Firefighters, who were trying to put out a fire in an abandoned building from inside, soon learned that two homeless people had been living in the warehouse.
A team of firefighters went upstairs to look for the homeless people, who they believed may still have been trapped inside. The firefighters became lost in the dark, maze-like interior of the highly flammable building, and began running out of air while on the 5th floor, far from the only exit.
Under those conditions and unable to escape for 45 minutes, six Worcester firefighters — Paul Brotherton, Jeremiah Lucey, Thomas Spencer, Timothy Jackson, James Lyons, and Joseph McGuirk– died in the fire.
Today, fire departments have much more widely applied a system of placards to put on abandoned buildings. These placards warn firefighters on arrival of the risks of entering a given abandoned building during a fire. Additionally, the advance of technology has allowed fire departments to have more information about given buildings readily available.
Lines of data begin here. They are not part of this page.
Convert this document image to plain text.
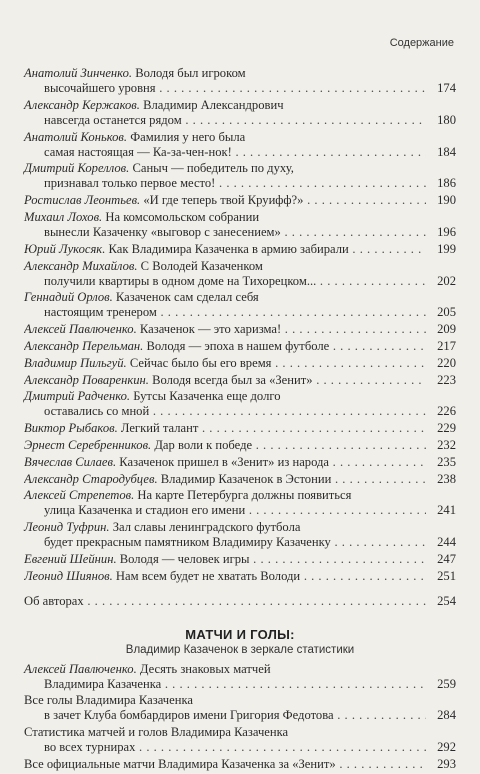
Содержание
Анатолий Зинченко. Володя был игроком
высочайшего уровня . . .	174
Александр Кержаков. Владимир Александрович
навсегда останется рядом . . .	180
Анатолий Коньков. Фамилия у него была
самая настоящая — Ка-за-чен-нок! . . .	184
Дмитрий Кореллов. Саныч — победитель по духу,
признавал только первое место! . . .	186
Ростислав Леонтьев. «И где теперь твой Круифф?» . . .	190
Михаил Лохов. На комсомольском собрании
вынесли Казаченку «выговор с занесением» . . .	196
Юрий Лукосяк. Как Владимира Казаченка в армию забирали . . .	199
Александр Михайлов. С Володей Казаченком
получили квартиры в одном доме на Тихорецком... . . .	202
Геннадий Орлов. Казаченок сам сделал себя
настоящим тренером . . .	205
Алексей Павлюченко. Казаченок — это харизма! . . .	209
Александр Перельман. Володя — эпоха в нашем футболе . . .	217
Владимир Пильгуй. Сейчас было бы его время . . .	220
Александр Поваренкин. Володя всегда был за «Зенит» . . .	223
Дмитрий Радченко. Бутсы Казаченка еще долго
оставались со мной . . .	226
Виктор Рыбаков. Легкий талант . . .	229
Эрнест Серебренников. Дар воли к победе . . .	232
Вячеслав Силаев. Казаченок пришел в «Зенит» из народа . . .	235
Александр Стародубцев. Владимир Казаченок в Эстонии . . .	238
Алексей Стрепетов. На карте Петербурга должны появиться
улица Казаченка и стадион его имени . . .	241
Леонид Туфрин. Зал славы ленинградского футбола
будет прекрасным памятником Владимиру Казаченку . . .	244
Евгений Шейнин. Володя — человек игры . . .	247
Леонид Шиянов. Нам всем будет не хватать Володи . . .	251
Об авторах . . .	254
МАТЧИ И ГОЛЫ:
Владимир Казаченок в зеркале статистики
Алексей Павлюченко. Десять знаковых матчей
Владимира Казаченка . . .	259
Все голы Владимира Казаченка
в зачет Клуба бомбардиров имени Григория Федотова . . .	284
Статистика матчей и голов Владимира Казаченка
во всех турнирах . . .	292
Все официальные матчи Владимира Казаченка за «Зенит» . . .	293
More consideration is expected when it comes to firefighter safety. Worcester, for example, now assigns a safety officer when they begin to fight a fire, with the officer’s job being to make sure all personnel are accounted-for.
More fire departments also use thermal imaging cameras, which are extremely helpful to those trying to put out fires in the dark. While such a camera was in use at the time of the Worcester fire, it malfunctioned. Technology has since improved.